5. The translation according to claim 1, wherein the output unit includes a speech synthesis unit that generates a synthesized speech corresponding to the translated sentence, and outputs the translated sentence as a synthesized speech. apparatus.

6. The translation means outputs the translated sentence together with its prosody information, and the speech synthesis means outputs a synthesized sound corresponding to the translated sentence,
The translation device according to claim 5, wherein the translation is generated using the prosody information.

7. The voice synthesizing means includes a requesting means for requesting the prosody information to the translating means, and the translating means transmits the prosody information when requested by the requesting means. The translation device according to claim 6, wherein the translation is output.

8. The apparatus according to claim 1, further comprising a storage unit that stores the table.

9. A translation method for translating an input sentence in a first language and outputting a translated sentence in a second language, comprising: an inputting step of inputting the input sentence; The input sentence is converted into the translated sentence corresponding to the input sentence based on a table in which the correspondence for translating the input sentence is described together with the prosody information of at least one of the first and second languages. A translation method, comprising: a translation step of translating; and an output step of outputting the translation sentence.

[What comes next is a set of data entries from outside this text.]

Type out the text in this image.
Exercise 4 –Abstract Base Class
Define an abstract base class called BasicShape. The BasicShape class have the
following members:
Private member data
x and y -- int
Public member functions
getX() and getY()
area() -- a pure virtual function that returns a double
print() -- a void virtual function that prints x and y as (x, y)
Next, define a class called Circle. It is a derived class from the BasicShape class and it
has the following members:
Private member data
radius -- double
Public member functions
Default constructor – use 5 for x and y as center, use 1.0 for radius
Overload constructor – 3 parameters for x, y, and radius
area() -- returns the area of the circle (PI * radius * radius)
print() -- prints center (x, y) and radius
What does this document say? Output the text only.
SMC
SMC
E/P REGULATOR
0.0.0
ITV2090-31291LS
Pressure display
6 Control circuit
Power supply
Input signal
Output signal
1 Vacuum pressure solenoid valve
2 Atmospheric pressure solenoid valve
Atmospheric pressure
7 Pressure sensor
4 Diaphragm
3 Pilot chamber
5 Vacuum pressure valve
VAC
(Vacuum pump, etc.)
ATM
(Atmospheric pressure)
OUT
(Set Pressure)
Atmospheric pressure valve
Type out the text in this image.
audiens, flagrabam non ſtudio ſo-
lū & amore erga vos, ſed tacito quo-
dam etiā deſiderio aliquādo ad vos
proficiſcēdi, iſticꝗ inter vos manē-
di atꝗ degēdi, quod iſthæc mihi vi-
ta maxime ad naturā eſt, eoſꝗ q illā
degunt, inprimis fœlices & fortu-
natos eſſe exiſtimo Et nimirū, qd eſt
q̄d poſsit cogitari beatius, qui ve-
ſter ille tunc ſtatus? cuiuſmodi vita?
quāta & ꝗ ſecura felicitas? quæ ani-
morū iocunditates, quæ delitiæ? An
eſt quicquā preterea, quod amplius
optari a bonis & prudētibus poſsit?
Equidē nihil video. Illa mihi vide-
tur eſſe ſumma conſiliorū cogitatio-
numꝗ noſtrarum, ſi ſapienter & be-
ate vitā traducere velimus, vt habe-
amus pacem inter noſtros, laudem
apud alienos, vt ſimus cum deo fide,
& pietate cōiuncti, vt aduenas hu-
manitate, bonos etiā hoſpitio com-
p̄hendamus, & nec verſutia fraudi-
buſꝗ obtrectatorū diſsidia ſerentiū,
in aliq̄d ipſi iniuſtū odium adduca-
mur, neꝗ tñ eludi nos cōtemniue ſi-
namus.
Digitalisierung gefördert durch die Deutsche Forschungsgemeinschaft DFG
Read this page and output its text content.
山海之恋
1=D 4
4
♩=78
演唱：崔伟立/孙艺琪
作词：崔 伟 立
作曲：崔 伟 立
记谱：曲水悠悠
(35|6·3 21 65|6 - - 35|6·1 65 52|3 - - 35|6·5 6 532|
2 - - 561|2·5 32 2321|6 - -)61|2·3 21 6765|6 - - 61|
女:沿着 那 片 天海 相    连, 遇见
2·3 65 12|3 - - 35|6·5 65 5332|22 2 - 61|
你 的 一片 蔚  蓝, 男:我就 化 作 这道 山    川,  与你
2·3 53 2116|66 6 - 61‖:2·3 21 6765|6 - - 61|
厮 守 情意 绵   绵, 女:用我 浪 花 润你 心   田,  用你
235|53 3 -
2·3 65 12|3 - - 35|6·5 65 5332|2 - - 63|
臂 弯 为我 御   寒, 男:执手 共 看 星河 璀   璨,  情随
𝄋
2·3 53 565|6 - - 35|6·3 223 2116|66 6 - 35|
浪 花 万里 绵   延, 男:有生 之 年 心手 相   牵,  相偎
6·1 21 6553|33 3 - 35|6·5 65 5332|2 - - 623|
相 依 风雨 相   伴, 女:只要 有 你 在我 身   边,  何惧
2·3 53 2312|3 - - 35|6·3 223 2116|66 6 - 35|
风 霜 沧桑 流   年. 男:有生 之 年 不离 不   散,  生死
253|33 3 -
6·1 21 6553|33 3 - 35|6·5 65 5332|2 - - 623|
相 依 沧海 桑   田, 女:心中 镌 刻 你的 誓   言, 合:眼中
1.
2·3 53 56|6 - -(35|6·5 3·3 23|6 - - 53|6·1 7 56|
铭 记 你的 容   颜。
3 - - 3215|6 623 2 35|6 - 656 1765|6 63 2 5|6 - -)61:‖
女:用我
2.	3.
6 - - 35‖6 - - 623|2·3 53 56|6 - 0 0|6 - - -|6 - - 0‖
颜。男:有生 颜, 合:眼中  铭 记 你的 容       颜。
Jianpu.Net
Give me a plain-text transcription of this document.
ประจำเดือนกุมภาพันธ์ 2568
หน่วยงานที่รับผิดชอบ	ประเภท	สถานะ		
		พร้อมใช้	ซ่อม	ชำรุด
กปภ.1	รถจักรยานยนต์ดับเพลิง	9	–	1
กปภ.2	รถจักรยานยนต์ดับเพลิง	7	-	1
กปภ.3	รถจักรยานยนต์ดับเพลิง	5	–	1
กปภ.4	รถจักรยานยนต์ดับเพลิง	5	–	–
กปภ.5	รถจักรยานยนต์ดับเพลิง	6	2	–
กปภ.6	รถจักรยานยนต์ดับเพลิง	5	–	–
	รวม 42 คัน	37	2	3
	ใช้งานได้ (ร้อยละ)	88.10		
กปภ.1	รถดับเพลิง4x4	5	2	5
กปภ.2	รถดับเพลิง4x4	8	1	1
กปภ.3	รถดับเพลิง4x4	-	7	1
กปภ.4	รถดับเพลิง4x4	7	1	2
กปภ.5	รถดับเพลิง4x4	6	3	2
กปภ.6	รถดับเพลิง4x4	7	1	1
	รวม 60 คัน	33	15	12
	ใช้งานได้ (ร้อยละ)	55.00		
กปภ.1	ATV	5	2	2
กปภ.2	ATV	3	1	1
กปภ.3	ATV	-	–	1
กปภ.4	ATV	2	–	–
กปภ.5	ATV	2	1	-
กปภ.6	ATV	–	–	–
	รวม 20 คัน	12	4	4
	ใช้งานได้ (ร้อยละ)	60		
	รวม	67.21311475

10. A recording medium storing a program for causing a computer to perform a translation process of translating an input sentence in a first language and outputting a translated sentence in a second language, wherein the input sentence is An input step of inputting, and a correspondence relationship for translating the input sentence into the translated sentence is based on a table in which prosody information of at least one of the first or second language is described. A recording medium recording a program including a translation step of translating an input sentence into the translation sentence corresponding to the input sentence, and an output step of outputting the translated sentence.